The probability that every major snow storm would gently sidle past us this winter seemed unlikely. Yet, as we moved into March, it seemed like that would be the case this year as we’ve had only small dustings of snow. Quite a few small dustings leaving enough to ski mind you, but never big “whomping” gobs of snow. Sadly, Monday had an ugly forecast – to a skier – with a storm moving inexorably towards us with +13C and rain called for. I was seriously beginning to wonder if the season was coming to an early close, but as Monday drew nearer the forecast started to change. A little cooler, maybe some freezing rain instead of rain (not much better)… and then a little cooler still. Late Sunday night Bryan dropped me a text knowing I was off and suggested we do “something” on Monday. "What?" I asked. "Dunno, what’s the weather gonna be like". We held off till Monday morning and – with rain at his house in Barrhaven we weren’t sure what to make of it. Take a shot? Why not, the probability that it rains all day should be slim. His kids were off for a “snow day” – which seemed odd since it was raining - but he left them at home as we had no idea what we were up against. No point the whole family should “perish” in this outing ;) Skis? Bring ‘em. Snowshoes? Put ‘em in the car. Canoe… could be useful. Raingear…without a doubt!

Healey before the storm
Healey Hut before the storm

Healey mid storm
Healey Hut during the storm

But then the odds started to play into my favour.
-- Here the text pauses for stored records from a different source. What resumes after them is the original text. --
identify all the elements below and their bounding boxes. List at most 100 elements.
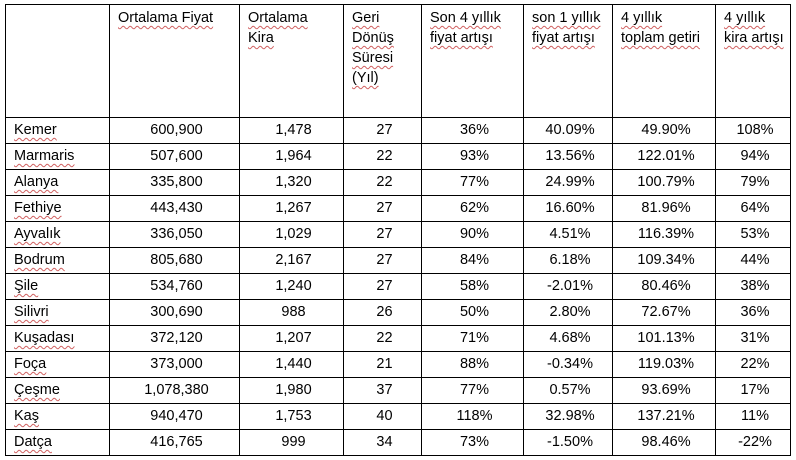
cell-average-rent: 1,320 bbox=[239, 169, 344, 196]
table-row: Ayvalık 336,050 1,029 27 90% 4.51% 116.39% 53% bbox=[5, 221, 791, 248]
table-row: Kemer 600,900 1,478 27 36% 40.09% 49.90% 108% bbox=[5, 117, 791, 144]
data-table: Ortalama Fiyat Ortalama Kira Geri Dönüş … bbox=[5, 4, 791, 456]
cell-4yr-rent-increase: 36% bbox=[715, 299, 791, 326]
cell-4yr-rent-increase: 79% bbox=[715, 169, 791, 196]
cell-1yr-price-increase: 6.18% bbox=[523, 247, 613, 274]
cell-payback-years: 26 bbox=[343, 299, 422, 326]
header-4yr-price-increase: Son 4 yıllık fiyat artışı bbox=[421, 4, 524, 118]
cell-payback-years: 27 bbox=[343, 221, 422, 248]
cell-payback-years: 37 bbox=[343, 377, 422, 404]
cell-payback-years: 34 bbox=[343, 429, 422, 456]
table-row: Alanya 335,800 1,320 22 77% 24.99% 100.79% 79% bbox=[5, 169, 791, 196]
town-name: Alanya bbox=[14, 174, 59, 190]
town-name: Kemer bbox=[14, 122, 57, 138]
header-4yr-rent-increase: 4 yıllık kira artışı bbox=[715, 4, 791, 118]
town-name: Datça bbox=[14, 434, 52, 450]
cell-1yr-price-increase: 16.60% bbox=[523, 195, 613, 222]
town-name: Şile bbox=[14, 278, 39, 294]
cell-payback-years: 40 bbox=[343, 403, 422, 430]
cell-4yr-total-return: 137.21% bbox=[612, 403, 716, 430]
cell-4yr-price-increase: 73% bbox=[421, 429, 524, 456]
cell-payback-years: 22 bbox=[343, 169, 422, 196]
cell-town: Şile bbox=[5, 273, 110, 300]
town-name: Kuşadası bbox=[14, 330, 75, 346]
cell-4yr-total-return: 49.90% bbox=[612, 117, 716, 144]
cell-4yr-price-increase: 62% bbox=[421, 195, 524, 222]
cell-payback-years: 22 bbox=[343, 143, 422, 170]
cell-average-rent: 1,980 bbox=[239, 377, 344, 404]
cell-average-price: 805,680 bbox=[109, 247, 240, 274]
cell-4yr-rent-increase: 31% bbox=[715, 325, 791, 352]
cell-town: Ayvalık bbox=[5, 221, 110, 248]
cell-4yr-rent-increase: -22% bbox=[715, 429, 791, 456]
cell-4yr-total-return: 72.67% bbox=[612, 299, 716, 326]
cell-payback-years: 27 bbox=[343, 273, 422, 300]
cell-1yr-price-increase: -0.34% bbox=[523, 351, 613, 378]
cell-payback-years: 22 bbox=[343, 325, 422, 352]
cell-4yr-total-return: 93.69% bbox=[612, 377, 716, 404]
cell-1yr-price-increase: 4.68% bbox=[523, 325, 613, 352]
cell-4yr-rent-increase: 53% bbox=[715, 221, 791, 248]
cell-average-rent: 1,440 bbox=[239, 351, 344, 378]
cell-4yr-rent-increase: 94% bbox=[715, 143, 791, 170]
cell-town: Çeşme bbox=[5, 377, 110, 404]
cell-1yr-price-increase: 40.09% bbox=[523, 117, 613, 144]
cell-average-rent: 1,207 bbox=[239, 325, 344, 352]
table-row: Bodrum 805,680 2,167 27 84% 6.18% 109.34% 44% bbox=[5, 247, 791, 274]
cell-average-price: 372,120 bbox=[109, 325, 240, 352]
cell-average-price: 335,800 bbox=[109, 169, 240, 196]
table-row: Silivri 300,690 988 26 50% 2.80% 72.67% 36% bbox=[5, 299, 791, 326]
cell-4yr-rent-increase: 11% bbox=[715, 403, 791, 430]
cell-average-price: 1,078,380 bbox=[109, 377, 240, 404]
cell-payback-years: 27 bbox=[343, 195, 422, 222]
cell-average-price: 507,600 bbox=[109, 143, 240, 170]
cell-1yr-price-increase: 24.99% bbox=[523, 169, 613, 196]
cell-average-price: 416,765 bbox=[109, 429, 240, 456]
cell-average-price: 443,430 bbox=[109, 195, 240, 222]
cell-1yr-price-increase: -1.50% bbox=[523, 429, 613, 456]
cell-4yr-price-increase: 58% bbox=[421, 273, 524, 300]
cell-1yr-price-increase: -2.01% bbox=[523, 273, 613, 300]
cell-4yr-total-return: 100.79% bbox=[612, 169, 716, 196]
header-4yr-total-return: 4 yıllık toplam getiri bbox=[612, 4, 716, 118]
cell-average-rent: 1,029 bbox=[239, 221, 344, 248]
table-row: Şile 534,760 1,240 27 58% -2.01% 80.46% 38% bbox=[5, 273, 791, 300]
cell-4yr-total-return: 109.34% bbox=[612, 247, 716, 274]
header-1yr-price-increase: son 1 yıllık fiyat artışı bbox=[523, 4, 613, 118]
town-name: Fethiye bbox=[14, 200, 62, 216]
cell-payback-years: 21 bbox=[343, 351, 422, 378]
cell-4yr-total-return: 116.39% bbox=[612, 221, 716, 248]
cell-town: Alanya bbox=[5, 169, 110, 196]
table-row: Marmaris 507,600 1,964 22 93% 13.56% 122.01% 94… bbox=[5, 143, 791, 170]
header-average-rent: Ortalama Kira bbox=[239, 4, 344, 118]
cell-average-rent: 999 bbox=[239, 429, 344, 456]
table-row: Fethiye 443,430 1,267 27 62% 16.60% 81.96% 64% bbox=[5, 195, 791, 222]
cell-town: Bodrum bbox=[5, 247, 110, 274]
cell-average-price: 600,900 bbox=[109, 117, 240, 144]
cell-town: Marmaris bbox=[5, 143, 110, 170]
town-name: Ayvalık bbox=[14, 226, 61, 242]
cell-average-rent: 988 bbox=[239, 299, 344, 326]
cell-4yr-price-increase: 36% bbox=[421, 117, 524, 144]
cell-4yr-total-return: 122.01% bbox=[612, 143, 716, 170]
town-name: Silivri bbox=[14, 304, 49, 320]
cell-4yr-total-return: 98.46% bbox=[612, 429, 716, 456]
cell-average-price: 336,050 bbox=[109, 221, 240, 248]
cell-town: Kuşadası bbox=[5, 325, 110, 352]
cell-4yr-rent-increase: 44% bbox=[715, 247, 791, 274]
cell-average-price: 940,470 bbox=[109, 403, 240, 430]
cell-4yr-price-increase: 84% bbox=[421, 247, 524, 274]
header-average-price: Ortalama Fiyat bbox=[109, 4, 240, 118]
table-row: Foça 373,000 1,440 21 88% -0.34% 119.03% 22% bbox=[5, 351, 791, 378]
cell-1yr-price-increase: 32.98% bbox=[523, 403, 613, 430]
cell-4yr-total-return: 101.13% bbox=[612, 325, 716, 352]
cell-4yr-price-increase: 77% bbox=[421, 169, 524, 196]
town-name: Marmaris bbox=[14, 148, 75, 164]
cell-1yr-price-increase: 4.51% bbox=[523, 221, 613, 248]
cell-4yr-price-increase: 90% bbox=[421, 221, 524, 248]
cell-4yr-price-increase: 93% bbox=[421, 143, 524, 170]
cell-town: Fethiye bbox=[5, 195, 110, 222]
cell-average-rent: 1,478 bbox=[239, 117, 344, 144]
cell-4yr-price-increase: 88% bbox=[421, 351, 524, 378]
cell-average-rent: 1,964 bbox=[239, 143, 344, 170]
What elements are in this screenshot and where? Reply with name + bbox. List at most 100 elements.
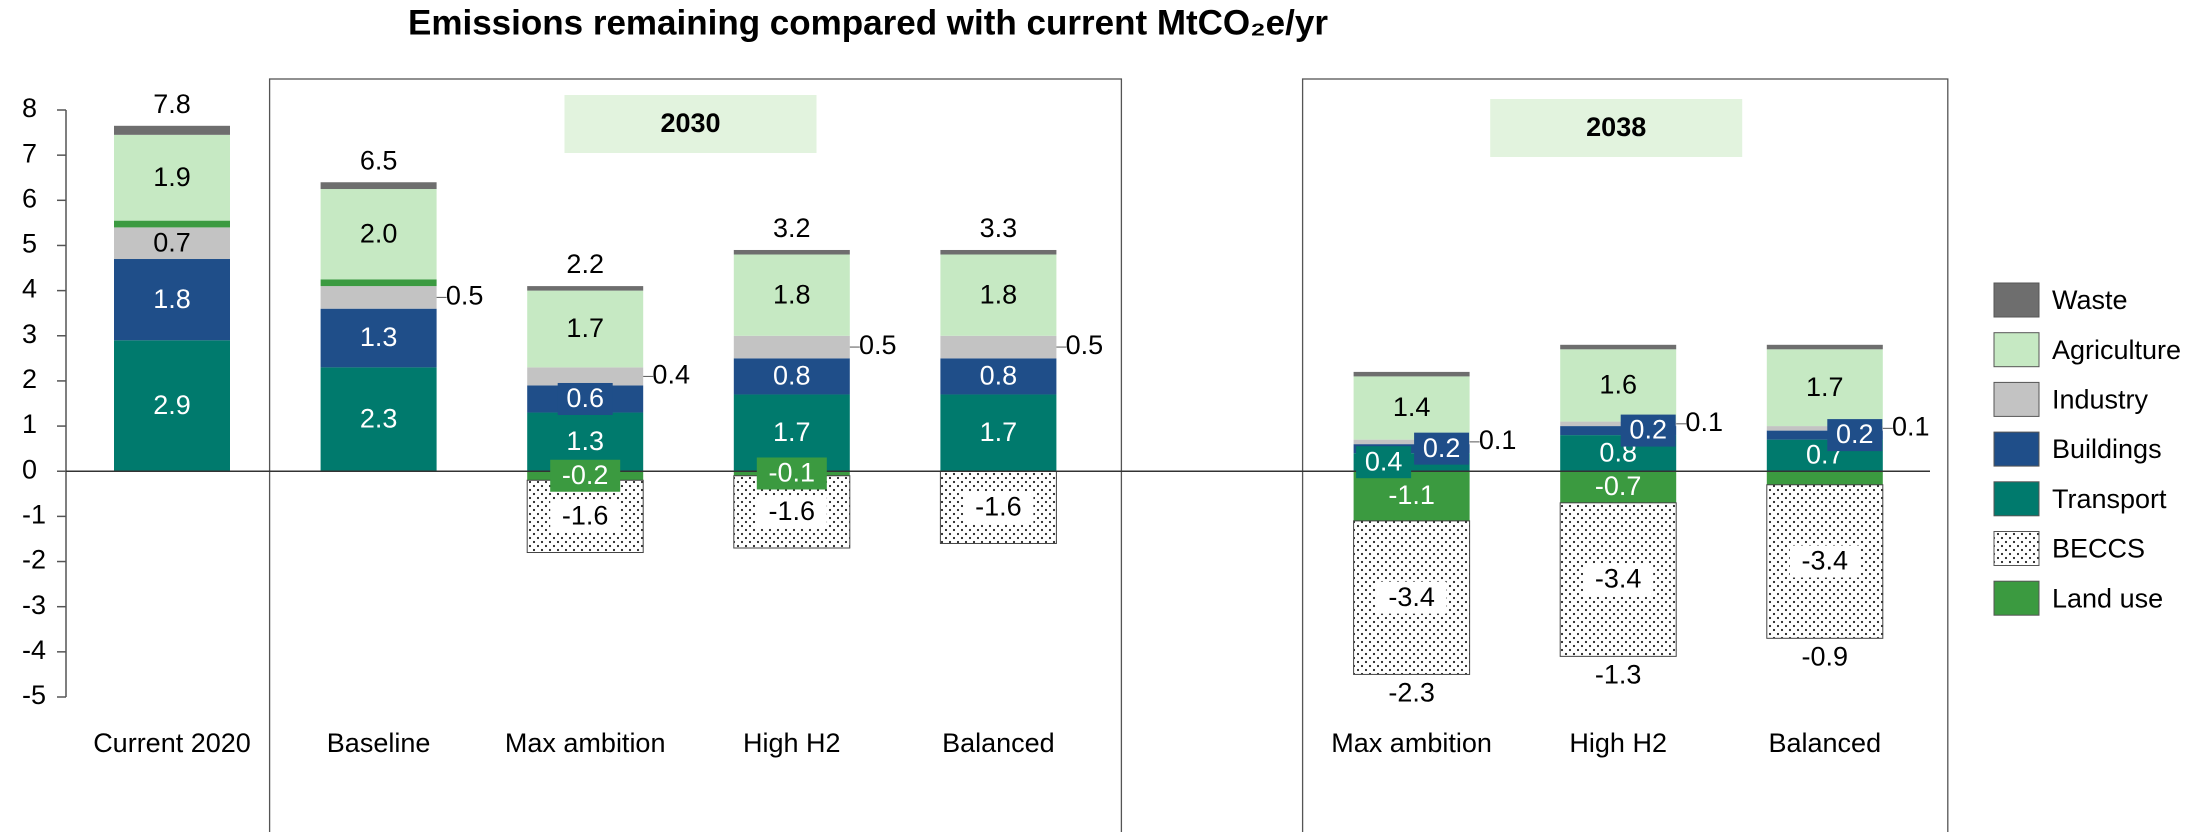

As I crossed the river in town the rain turned to snow…then a lot of snow… then whacks of snow. Series of texts with Bryan (how does he do that while driving? What’s that – he does it at the red lights? Hmmm…) and we met up at P15 to snowshoe up to Healey hut. I had skied by the hut the day before but the snowshoe trail is quite different so it should be good. Wedged the cars in a snowbank in the unplowed parking lot, strapped on the “shoes” and in a raging snowstorm pushed across the fields for the tree line. The hike up to Healey hut was slow going in deep unbroken snow but once inside the hut we got a good fire going. Relaxed over lunch, watched the snow pound down outside and counted dozens (and dozens) of Blue Jays at the feeder – a real fight for the food outside! - and then strolled back to the cars as the snow let up. Twenty cms of snow in all. A good storm. But then again, Bryan – a StatsCan employee (poster boy for the division if I believe the newspaper pictures ;) - should have been able to tell me the probability was good that a big storm would hit us before March arrived.

Breaking tree line
Bryan breaking out of the bush as the snowstorm rages

Tuesday I took the wide boards up to P7 and skied the backcountry trails in the fresh powder. Storm clouds had moved on leaving bluebird skies and a blanket of white behind. Didn’t get an early enough start and most of the trails had already been broken out but there was still some fresh snow to be had here and there… and even the “slightly used” snow was still a treat. Skied some of the classic trails and took a few of the big drops in very forgiving snow. The focus of the day was to return on the “Highland Fling” – a classic trail with a couple of monster drops. While it may not seem like a Ukrainian boy should know anything about the Highland Fling… after too many years to count…I’m finally getting the hang of it and no longer is it a desperate, “hang on for dear life”, blast down a sinewy chute. The trail builders of years past knew what they were doing and finally some of that is becoming apparent to me. Where was the “Yoda” of the wide boards when I needed him. Ah well, think I’ve got it figured now. It only took a few hundred tries. The probability was good I’d get it eventually.